Why does noise help? Roughly speaking, noise induces “mixing,” which smooths out small-scale details of the system’s dynamics. This makes the system easier to model on a quantum computer, even when the underlying behavior is highly complex.

In addition to the algorithmic breakthrough, the team proved that their algorithm is BQP-complete, a key benchmark for quantum advantage. In complexity theory terms, this essentially means that if someone could design an efficient classical algorithm to solve this problem, then they’d also be able to simulate a quantum computer classically. Therefore, if quantum computers do have an innate computational advantage over classical computers, then a BQP-complete algorithm would be something a classical computer couldn’t handle efficiently.

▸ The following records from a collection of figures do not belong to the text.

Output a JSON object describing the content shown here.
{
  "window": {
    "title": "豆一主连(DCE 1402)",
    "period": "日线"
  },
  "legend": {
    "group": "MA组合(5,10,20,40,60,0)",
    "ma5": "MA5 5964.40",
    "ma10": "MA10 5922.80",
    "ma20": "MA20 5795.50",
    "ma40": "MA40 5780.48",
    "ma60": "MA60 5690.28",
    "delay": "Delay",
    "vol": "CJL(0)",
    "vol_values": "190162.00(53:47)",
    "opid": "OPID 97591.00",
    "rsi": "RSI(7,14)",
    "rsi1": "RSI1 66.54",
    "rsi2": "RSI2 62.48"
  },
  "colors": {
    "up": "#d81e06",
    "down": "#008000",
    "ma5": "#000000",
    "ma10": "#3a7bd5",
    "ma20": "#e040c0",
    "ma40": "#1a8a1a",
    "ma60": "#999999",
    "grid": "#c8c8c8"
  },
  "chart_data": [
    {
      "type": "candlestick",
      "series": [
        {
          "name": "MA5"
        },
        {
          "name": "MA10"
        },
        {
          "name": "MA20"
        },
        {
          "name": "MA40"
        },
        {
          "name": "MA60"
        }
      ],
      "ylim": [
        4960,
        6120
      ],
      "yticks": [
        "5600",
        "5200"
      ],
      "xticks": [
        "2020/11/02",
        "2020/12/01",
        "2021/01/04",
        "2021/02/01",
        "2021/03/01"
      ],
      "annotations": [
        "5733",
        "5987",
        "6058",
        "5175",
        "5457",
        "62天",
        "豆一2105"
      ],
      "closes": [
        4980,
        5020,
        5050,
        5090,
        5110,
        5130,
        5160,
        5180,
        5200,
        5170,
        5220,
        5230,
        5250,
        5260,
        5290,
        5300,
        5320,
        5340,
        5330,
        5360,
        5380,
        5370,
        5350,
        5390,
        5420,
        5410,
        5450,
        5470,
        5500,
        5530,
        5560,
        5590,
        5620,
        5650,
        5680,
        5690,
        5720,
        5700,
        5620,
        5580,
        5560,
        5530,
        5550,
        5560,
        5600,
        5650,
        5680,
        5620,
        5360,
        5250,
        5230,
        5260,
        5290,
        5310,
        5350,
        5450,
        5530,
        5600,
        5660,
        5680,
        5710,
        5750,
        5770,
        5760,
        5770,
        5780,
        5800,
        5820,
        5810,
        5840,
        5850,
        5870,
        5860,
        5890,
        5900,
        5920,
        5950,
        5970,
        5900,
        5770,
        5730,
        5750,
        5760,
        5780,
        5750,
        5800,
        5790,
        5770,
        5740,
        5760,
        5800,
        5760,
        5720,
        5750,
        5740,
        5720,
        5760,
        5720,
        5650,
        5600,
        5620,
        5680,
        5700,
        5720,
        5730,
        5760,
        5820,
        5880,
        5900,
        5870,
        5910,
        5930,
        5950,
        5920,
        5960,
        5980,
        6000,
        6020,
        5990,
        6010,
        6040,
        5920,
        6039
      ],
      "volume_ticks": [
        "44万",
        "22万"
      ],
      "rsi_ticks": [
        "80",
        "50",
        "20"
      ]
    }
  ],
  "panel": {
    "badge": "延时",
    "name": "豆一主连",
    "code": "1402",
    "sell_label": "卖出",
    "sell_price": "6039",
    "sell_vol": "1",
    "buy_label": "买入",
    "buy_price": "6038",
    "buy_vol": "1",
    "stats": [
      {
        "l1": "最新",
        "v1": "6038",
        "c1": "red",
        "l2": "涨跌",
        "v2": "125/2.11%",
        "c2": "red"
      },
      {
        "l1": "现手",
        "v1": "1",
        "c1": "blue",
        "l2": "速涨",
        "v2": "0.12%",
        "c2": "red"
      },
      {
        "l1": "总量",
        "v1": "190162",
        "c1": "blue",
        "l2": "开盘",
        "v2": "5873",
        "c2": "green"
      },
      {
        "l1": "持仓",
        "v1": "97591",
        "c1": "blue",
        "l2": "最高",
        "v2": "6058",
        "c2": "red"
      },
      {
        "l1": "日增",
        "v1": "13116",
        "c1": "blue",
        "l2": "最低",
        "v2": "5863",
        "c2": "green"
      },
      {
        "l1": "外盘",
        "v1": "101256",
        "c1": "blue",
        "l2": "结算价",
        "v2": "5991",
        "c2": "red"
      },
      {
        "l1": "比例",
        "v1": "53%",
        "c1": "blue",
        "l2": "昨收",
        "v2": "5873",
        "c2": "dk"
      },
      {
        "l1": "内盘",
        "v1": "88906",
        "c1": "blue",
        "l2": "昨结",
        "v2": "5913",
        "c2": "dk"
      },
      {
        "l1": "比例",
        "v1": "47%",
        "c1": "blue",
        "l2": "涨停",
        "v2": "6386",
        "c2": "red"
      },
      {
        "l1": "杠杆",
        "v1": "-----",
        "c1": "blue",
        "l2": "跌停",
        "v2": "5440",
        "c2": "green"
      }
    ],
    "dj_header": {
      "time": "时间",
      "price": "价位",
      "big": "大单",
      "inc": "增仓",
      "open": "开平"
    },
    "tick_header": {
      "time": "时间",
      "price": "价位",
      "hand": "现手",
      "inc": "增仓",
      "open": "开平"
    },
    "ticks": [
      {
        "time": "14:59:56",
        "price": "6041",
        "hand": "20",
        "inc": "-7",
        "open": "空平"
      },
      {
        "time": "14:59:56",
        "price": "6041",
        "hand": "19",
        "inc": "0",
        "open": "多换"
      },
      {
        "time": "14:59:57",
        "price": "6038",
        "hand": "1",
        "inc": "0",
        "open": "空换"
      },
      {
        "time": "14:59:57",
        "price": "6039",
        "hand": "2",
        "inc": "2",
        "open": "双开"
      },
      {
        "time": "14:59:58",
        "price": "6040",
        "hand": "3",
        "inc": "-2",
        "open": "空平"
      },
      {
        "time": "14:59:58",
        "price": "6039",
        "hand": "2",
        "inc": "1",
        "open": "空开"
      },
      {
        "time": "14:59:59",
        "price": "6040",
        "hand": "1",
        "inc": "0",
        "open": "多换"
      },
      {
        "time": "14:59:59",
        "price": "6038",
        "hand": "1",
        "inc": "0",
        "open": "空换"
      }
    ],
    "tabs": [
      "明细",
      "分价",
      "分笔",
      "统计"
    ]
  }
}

The team continues to study the problem. For example, are there instances where their method will work for lower noise rates? But further, they’re excited to begin studying real-world problems, such as the Navier-Stokes equation in three spatial dimensions, a cornerstone of computational fluid dynamics and magneto-hydrodynamics (a.k.a., nuclear fusion) to name just a few. A solid theoretical justification of the existence and uniqueness of “physically relevant” solutions of this equation in three dimensions is one of the Millennium Prize Problems in mathematics, which poses major challenges in design of quantum algorithms with provable quantum advantage.

Differential equations remains a core area of study for IBM Research, and one where new algorithms have immense potential to provide advantages for real-world use cases. This work continues to demonstrate the critical importance for teams to study quantum algorithms, and to seek cases where their problems could efficiently map to today’s existing algorithms.